Walnut Bread  

Stage 1

A walnut-sized piece of fully risen bread or pizza dough
1/4 cup warm water (105F-115F)
2/3 cup unbleached all-purpose flour

Break up dough into small bits and add into water; allow to soften for 5 minutes or so. Mix in flour with wooden spoon or dough hook, switching over to kneading by hand if it gets too stiff. Set aside to rise for 8 hours; it will be sticky, springy, and lacy in consistency.

Stage 2

Stage 1, above
1/4 cup warm water
3/4 cup all-purpose flour

This is done more or less the same as stage 1; Mix either by hand or mixer fitted with the dough hook. After it's done, let rise for 4 hours and chill from anywhere to an hour to 8 hours maximum.

Stage 3

1 1/4 cups cool water (78°F or so)
1/2 tsp.

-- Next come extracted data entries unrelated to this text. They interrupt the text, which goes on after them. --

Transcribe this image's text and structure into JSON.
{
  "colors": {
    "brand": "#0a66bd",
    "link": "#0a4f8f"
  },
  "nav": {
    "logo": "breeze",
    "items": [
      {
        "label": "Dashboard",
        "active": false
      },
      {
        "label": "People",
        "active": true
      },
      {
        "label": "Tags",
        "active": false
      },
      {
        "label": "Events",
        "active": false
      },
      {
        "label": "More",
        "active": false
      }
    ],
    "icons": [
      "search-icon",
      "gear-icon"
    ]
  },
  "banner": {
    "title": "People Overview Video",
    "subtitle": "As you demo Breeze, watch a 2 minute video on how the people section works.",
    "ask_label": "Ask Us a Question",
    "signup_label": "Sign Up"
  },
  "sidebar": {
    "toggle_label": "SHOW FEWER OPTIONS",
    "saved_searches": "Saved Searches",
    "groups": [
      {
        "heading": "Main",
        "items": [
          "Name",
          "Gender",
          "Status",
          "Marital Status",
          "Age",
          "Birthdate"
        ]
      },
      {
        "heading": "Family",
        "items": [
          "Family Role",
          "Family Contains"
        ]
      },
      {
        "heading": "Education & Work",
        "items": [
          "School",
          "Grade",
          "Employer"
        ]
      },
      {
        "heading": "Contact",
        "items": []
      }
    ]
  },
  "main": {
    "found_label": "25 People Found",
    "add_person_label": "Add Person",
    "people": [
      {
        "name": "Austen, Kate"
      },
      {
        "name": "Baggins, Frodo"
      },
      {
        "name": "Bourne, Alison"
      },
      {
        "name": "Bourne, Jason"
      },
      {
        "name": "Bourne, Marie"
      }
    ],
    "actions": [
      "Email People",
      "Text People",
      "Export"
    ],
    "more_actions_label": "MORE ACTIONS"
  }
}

SAF Instant Yeast or 3/4 tsp regular yeast
Stage 2, above
3 1/3 cups unbleached all-purpose flour
1 Tbs. kosher salt
8 oz. walnuts, coarsely chopped


Pour water into bowl of mixer and sprinkle yeast; stir by hand to mix. Punch down the Stage 2 starter, break it apart, and add it to the bowl to soften. Add the flour and mix just until incorporated, then let stand for 10 minutes to hydrate.

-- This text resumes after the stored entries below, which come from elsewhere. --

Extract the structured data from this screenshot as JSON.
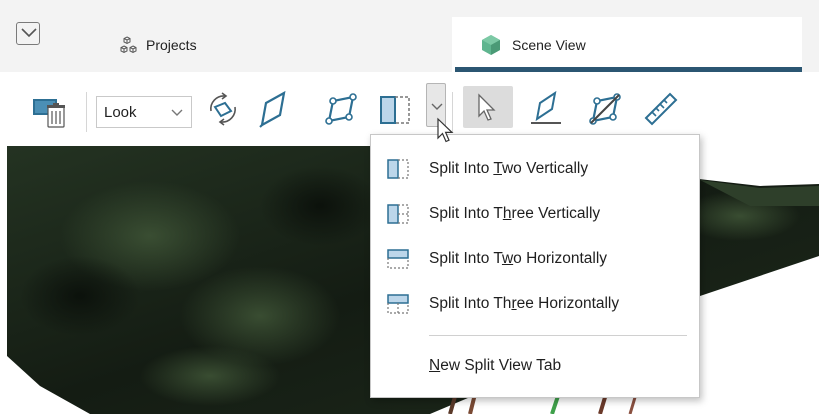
{
  "tabs": {
    "items": [
      {
        "label": "Projects",
        "icon": "projects-cubes-icon",
        "active": false
      },
      {
        "label": "Scene View",
        "icon": "scene-view-cube-icon",
        "active": true
      }
    ],
    "active_color": "#2b5672"
  },
  "toolbar": {
    "look_select": {
      "value": "Look"
    },
    "tools": [
      "clear-scene-icon",
      "rotate-view-icon",
      "draw-plane-icon",
      "rotate-plane-icon",
      "split-view-icon",
      "split-dropdown-chevron-icon",
      "select-pointer-icon",
      "draw-line-icon",
      "slice-icon",
      "ruler-icon"
    ]
  },
  "menu": {
    "items": [
      {
        "pre": "Split Into ",
        "u": "T",
        "post": "wo Vertically",
        "icon": "split-two-vertical-icon"
      },
      {
        "pre": "Split Into T",
        "u": "h",
        "post": "ree Vertically",
        "icon": "split-three-vertical-icon"
      },
      {
        "pre": "Split Into T",
        "u": "w",
        "post": "o Horizontally",
        "icon": "split-two-horizontal-icon"
      },
      {
        "pre": "Split Into Th",
        "u": "r",
        "post": "ee Horizontally",
        "icon": "split-three-horizontal-icon"
      },
      {
        "pre": "",
        "u": "N",
        "post": "ew Split View Tab",
        "icon": ""
      }
    ]
  },
  "colors": {
    "icon_blue": "#2d6f93",
    "icon_fill": "#bcd6ea",
    "scene_cube_green": "#5fb58f",
    "scene_dark": "#1b2418"
  }
}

When ready to knead, sprinkle the salt onto the dough, increase the mixer speed to medium high, and kneed for 5-8 minutes (if not using the mixer, pound it by hand for 10-15 minutes).

After you have finished kneading the dough, turn it out onto a work surface. Press the dough down to flatten it. Sprinkle the walnuts over the dough and fold the dough over on itself a few times. Press it down again and fold it twice more, then knead the dough for a minute or two, just to make certain the walnuts are evenly incorporated.

First Rise:

Transfer to a clean bowl and cover with plastic wrap; let it rise for 1 1/2 hours.


2nd Rise:

Fold it down (don't punch it) and let rise for another 45 minutes before deflating and shaping.


Shaping the Dough:

To shape the dough into a boule, or all, fold the fully risen dough over on itself a few times, turn it out onto a work surface, and gather it together gently between your rounded palms. Work the dough around between your palms, using the unfloured work surface to create tension, until you have a smooth ball.

Final Rise:

The dough can rise in a well-floured large banneton or in a large colander lined with a well floured linen towel. Sprinkle the inside of the banneton or colander with rice flour and turn the walnut dough over into it. The dough’s smooth side will be down. Cover and let rise at room temperature for 1 1/2 hours, or until it is soft and spongy all the way through.

Baking the bread

Position a rack in the lower third of the oven, line it with quarry tiles or a baking stone (leaving about 1 inch free all the way around the tiles), and preheat the oven to 450 F. Put a cast iron or other very heavy skillet on the floor of the oven if it is a gas oven, or directly on the heating element if it is an electric oven. Rub a peel with rice flour. Pour about 1 cup of warm water into a long neck bottle, preferably plastic.

About 2 minutes before you’re ready to put the loaf into the oven, open the oven door, stand back, and pour the water into the hot skillet. Immediately close the oven door to trap the steam.

Invert the bread onto the peel and using a single edge razor blade, quickly slash the bread by cutting a cross in the center and making one short slash from the center out in each of the resulting quadrants.

Immediately slide the bread onto the hot quarry tiles or baking stone and turn the oven temperature down to 400°F. Bake the bread for 40 to 50 minutes, or until deeply browned and the internal temperature of the bread registers 200°F on an instant read thermometer. Remove to a rack to cool completely before cutting.